In-Person
Seminar

Defending Taiwan: A Strategy to Prevent War with China

RSVP Required Harvard Faculty, Fellows, Staff, and Students

In this Intelligence Project seminar, Eyck Freymann, a Hoover Fellow at Stanford University and director of the Allied Coordination Working Group, will discuss his newly published book Defending Taiwan. Eyck will present the first integrated strategy to deter war with China and preserve an honorable peace. This session is open to Harvard ID holders. Registration is required.

RSVP
Defending Taiwan: A Strategy to Prevent War with China, Eyck Freymann

Join the Intelligence Project on Wednesday, May 6th, for a seminar with Dr. Eyck Freymann, who will present the first integrated strategy to deter war with China and preserve an honorable peace from his book Defending Taiwan: A Strategy to Prevent War with China.

Taiwan is where the uneasy peace between the United States and China will be tested--and possibly broken. Beijing believes that "reunification" is inevitable. American military strength has preserved peace and stability for decades, but its advantages are eroding. Beijing has found critical gaps in U.S. strategy and is working to squeeze, isolate, and coerce Taiwan into submission without firing a shot. If deterrence fails, the consequences of a Taiwan crisis would be catastrophic--plunging the global economy into chaos, shattering U.S. alliances, and allowing China to dominate the region and reshape the world order.
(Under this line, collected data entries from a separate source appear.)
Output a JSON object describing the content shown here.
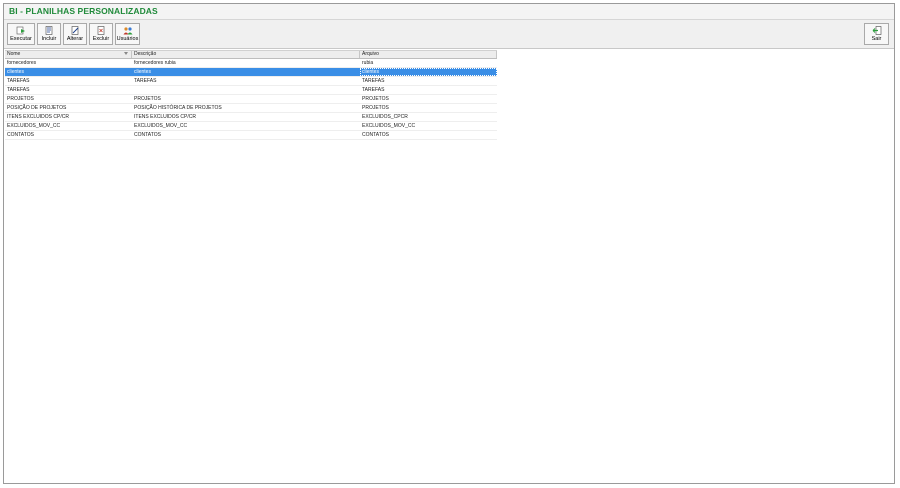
{
  "window": {
    "title": "BI - PLANILHAS PERSONALIZADAS"
  },
  "toolbar": {
    "buttons": [
      {
        "label": "Executar",
        "icon": "run-icon"
      },
      {
        "label": "Incluir",
        "icon": "add-document-icon"
      },
      {
        "label": "Alterar",
        "icon": "edit-document-icon"
      },
      {
        "label": "Excluir",
        "icon": "delete-document-icon"
      },
      {
        "label": "Usuários",
        "icon": "users-icon"
      }
    ],
    "exit": {
      "label": "Sair",
      "icon": "exit-icon"
    }
  },
  "grid": {
    "columns": [
      "Nome",
      "Descrição",
      "Arquivo"
    ],
    "rows": [
      [
        "fornecedores",
        "fornecedores rubia",
        "rubia"
      ],
      [
        "clientes",
        "clientes",
        "clientes"
      ],
      [
        "TAREFAS",
        "TAREFAS",
        "TAREFAS"
      ],
      [
        "TAREFAS",
        "",
        "TAREFAS"
      ],
      [
        "PROJETOS",
        "PROJETOS",
        "PROJETOS"
      ],
      [
        "POSIÇÃO DE PROJETOS",
        "POSIÇÃO HISTÓRICA DE PROJETOS",
        "PROJETOS"
      ],
      [
        "ITENS EXCLUIDOS CP/CR",
        "ITENS EXCLUIDOS CP/CR",
        "EXCLUIDOS_CPCR"
      ],
      [
        "EXCLUIDOS_MOV_CC",
        "EXCLUIDOS_MOV_CC",
        "EXCLUIDOS_MOV_CC"
      ],
      [
        "CONTATOS",
        "CONTATOS",
        "CONTATOS"
      ]
    ],
    "selected_row": 1
  },
  "colors": {
    "title": "#1f8a3a",
    "selection": "#3a8ee6"
  }
}
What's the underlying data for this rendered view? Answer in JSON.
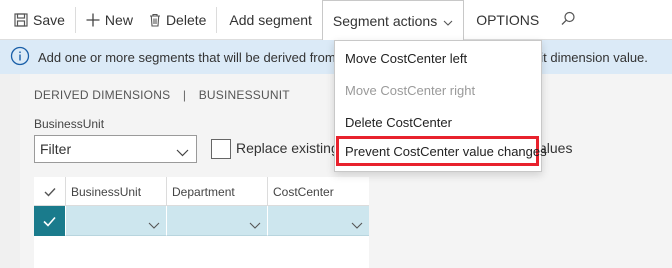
{
  "toolbar": {
    "save_label": "Save",
    "new_label": "New",
    "delete_label": "Delete",
    "add_segment_label": "Add segment",
    "segment_actions_label": "Segment actions",
    "options_label": "OPTIONS"
  },
  "infobar": {
    "message_left": "Add one or more segments that will be derived from Bu",
    "message_right": "nit dimension value."
  },
  "breadcrumb": {
    "part1": "DERIVED DIMENSIONS",
    "separator": "|",
    "part2": "BUSINESSUNIT"
  },
  "filter": {
    "label": "BusinessUnit",
    "value": "Filter"
  },
  "replace": {
    "label": "Replace existing",
    "label_tail": "alues"
  },
  "grid": {
    "columns": [
      "BusinessUnit",
      "Department",
      "CostCenter"
    ]
  },
  "menu": {
    "items": [
      {
        "label": "Move CostCenter left",
        "enabled": true
      },
      {
        "label": "Move CostCenter right",
        "enabled": false
      },
      {
        "label": "Delete CostCenter",
        "enabled": true
      },
      {
        "label": "Prevent CostCenter value changes",
        "enabled": true,
        "highlighted": true
      }
    ]
  },
  "colors": {
    "accent": "#1a7b8c",
    "info_bg": "#dbeaf7",
    "highlight_border": "#e8222d",
    "grid_row": "#cde6ee"
  }
}
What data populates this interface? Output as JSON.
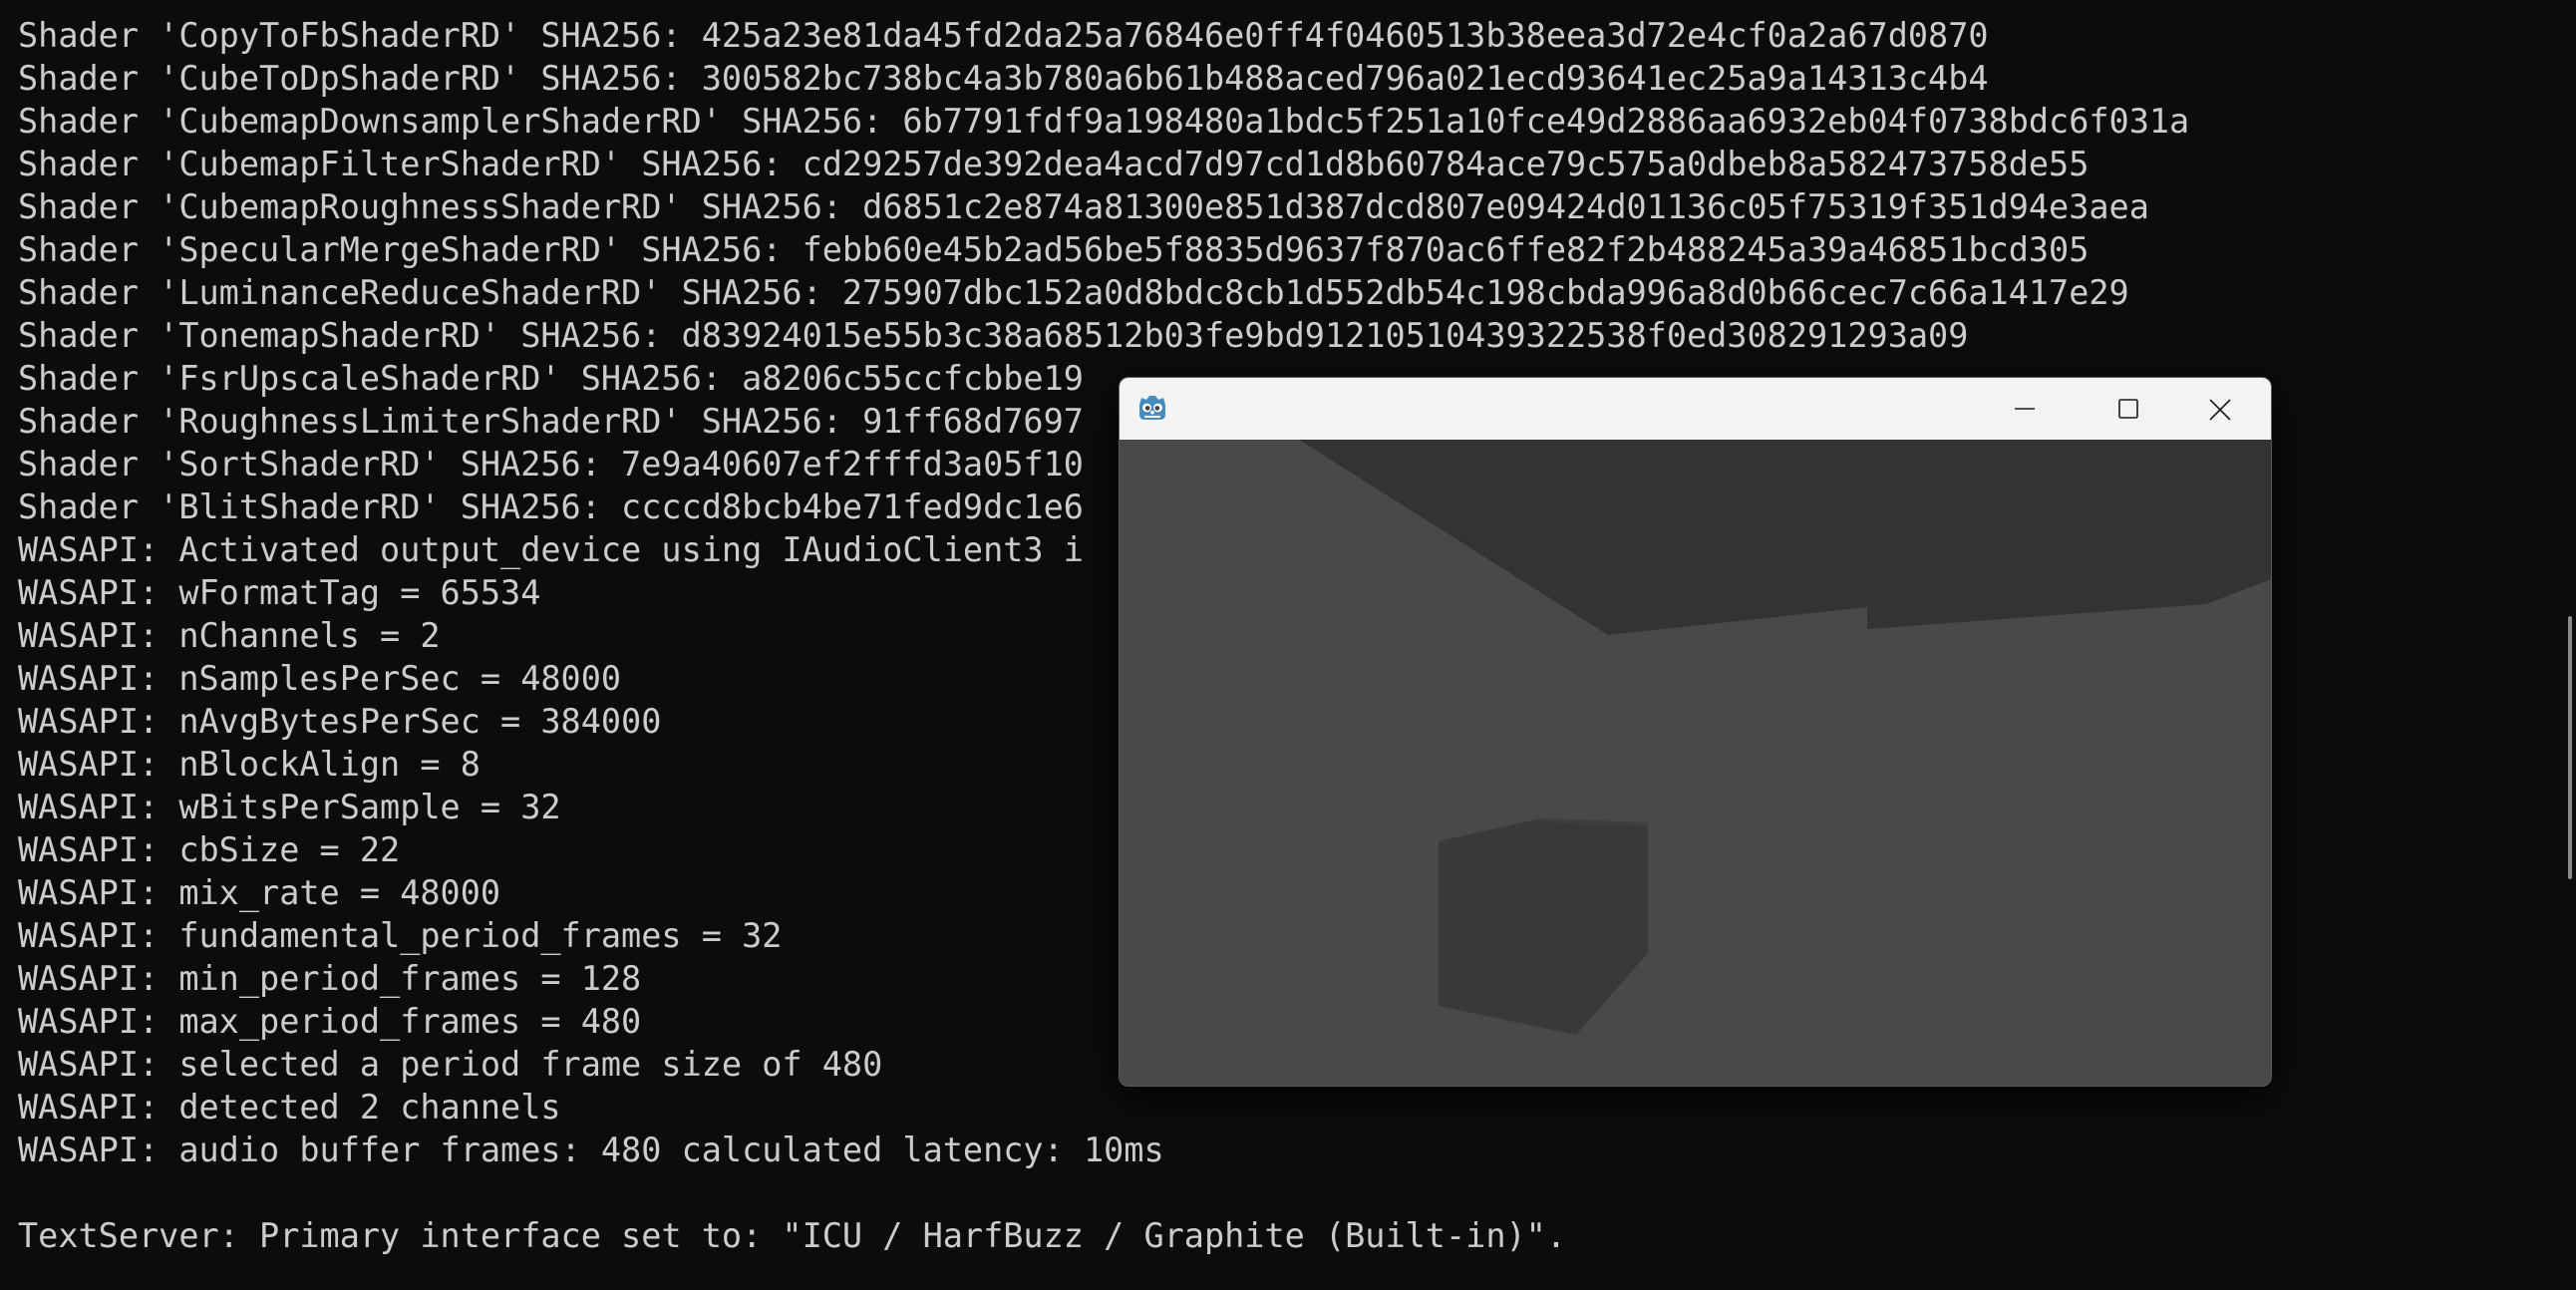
{
  "console": {
    "lines": [
      "Shader 'CopyToFbShaderRD' SHA256: 425a23e81da45fd2da25a76846e0ff4f0460513b38eea3d72e4cf0a2a67d0870",
      "Shader 'CubeToDpShaderRD' SHA256: 300582bc738bc4a3b780a6b61b488aced796a021ecd93641ec25a9a14313c4b4",
      "Shader 'CubemapDownsamplerShaderRD' SHA256: 6b7791fdf9a198480a1bdc5f251a10fce49d2886aa6932eb04f0738bdc6f031a",
      "Shader 'CubemapFilterShaderRD' SHA256: cd29257de392dea4acd7d97cd1d8b60784ace79c575a0dbeb8a582473758de55",
      "Shader 'CubemapRoughnessShaderRD' SHA256: d6851c2e874a81300e851d387dcd807e09424d01136c05f75319f351d94e3aea",
      "Shader 'SpecularMergeShaderRD' SHA256: febb60e45b2ad56be5f8835d9637f870ac6ffe82f2b488245a39a46851bcd305",
      "Shader 'LuminanceReduceShaderRD' SHA256: 275907dbc152a0d8bdc8cb1d552db54c198cbda996a8d0b66cec7c66a1417e29",
      "Shader 'TonemapShaderRD' SHA256: d83924015e55b3c38a68512b03fe9bd91210510439322538f0ed308291293a09",
      "Shader 'FsrUpscaleShaderRD' SHA256: a8206c55ccfcbbe19",
      "Shader 'RoughnessLimiterShaderRD' SHA256: 91ff68d7697",
      "Shader 'SortShaderRD' SHA256: 7e9a40607ef2fffd3a05f10",
      "Shader 'BlitShaderRD' SHA256: ccccd8bcb4be71fed9dc1e6",
      "WASAPI: Activated output_device using IAudioClient3 i",
      "WASAPI: wFormatTag = 65534",
      "WASAPI: nChannels = 2",
      "WASAPI: nSamplesPerSec = 48000",
      "WASAPI: nAvgBytesPerSec = 384000",
      "WASAPI: nBlockAlign = 8",
      "WASAPI: wBitsPerSample = 32",
      "WASAPI: cbSize = 22",
      "WASAPI: mix_rate = 48000",
      "WASAPI: fundamental_period_frames = 32",
      "WASAPI: min_period_frames = 128",
      "WASAPI: max_period_frames = 480",
      "WASAPI: selected a period frame size of 480",
      "WASAPI: detected 2 channels",
      "WASAPI: audio buffer frames: 480 calculated latency: 10ms",
      "",
      "TextServer: Primary interface set to: \"ICU / HarfBuzz / Graphite (Built-in)\"."
    ]
  },
  "game_window": {
    "app_icon": "godot-engine-icon",
    "buttons": {
      "minimize_icon": "minimize-icon",
      "maximize_icon": "maximize-icon",
      "close_icon": "close-icon"
    },
    "colors": {
      "titlebar": "#f3f3f3",
      "background": "#484848",
      "ceiling": "#333333",
      "cube": "#393939",
      "godot_blue": "#478cbf"
    }
  }
}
In Defending Taiwan, Eyck Freymann presents the first integrated strategy to deter war with China and preserve an honorable peace. Drawing on untranslated Chinese sources, cutting-edge military and economic analysis, and deep historical research, Freymann argues that Washington's deterrence strategy must extend beyond conventional military power and familiar threats of mutually assured destruction. America must work with allies to develop a bold new vision of technological and economic statecraft--and a plan to secure its interests if deterrence fails. Freymann examines China's full range of strategic options. The United States can deter them all. But to do so, it must integrate its military strength, economic leverage, technological leadership, and diplomatic influence into a single, coherent plan to prevent war.

This session is open to Harvard ID holders and will be held under the Chatham House rules. Registration is required. Light refreshments will be served.

 

Eyck Freymann is a Hoover Fellow at Stanford University, where he directs the Allied Coordination Working Group. He is also a Non-Resident Research Fellow at Columbia University's Center on Global Energy Policy, the Institute of Geoeconomics in Tokyo, and the China Maritime Studies Institute at the U.S. Naval War College.

Dr. Freymann works on strategies to preserve peace and protect U.S. interests and values in an era of systemic competition with China. He is the author of several books, including the forthcoming Defending Taiwan: A Strategy to Prevent War with China (Oxford, 2026), The Arsenal of Democracy: Technology, Industry, and Deterrence in an Age of Hard Choices (Hoover, 2025), and One Belt One Road: Chinese Power Meets the World (Harvard, 2021). His scholarly work has appeared in The China Quarterly and is forthcoming in International Security.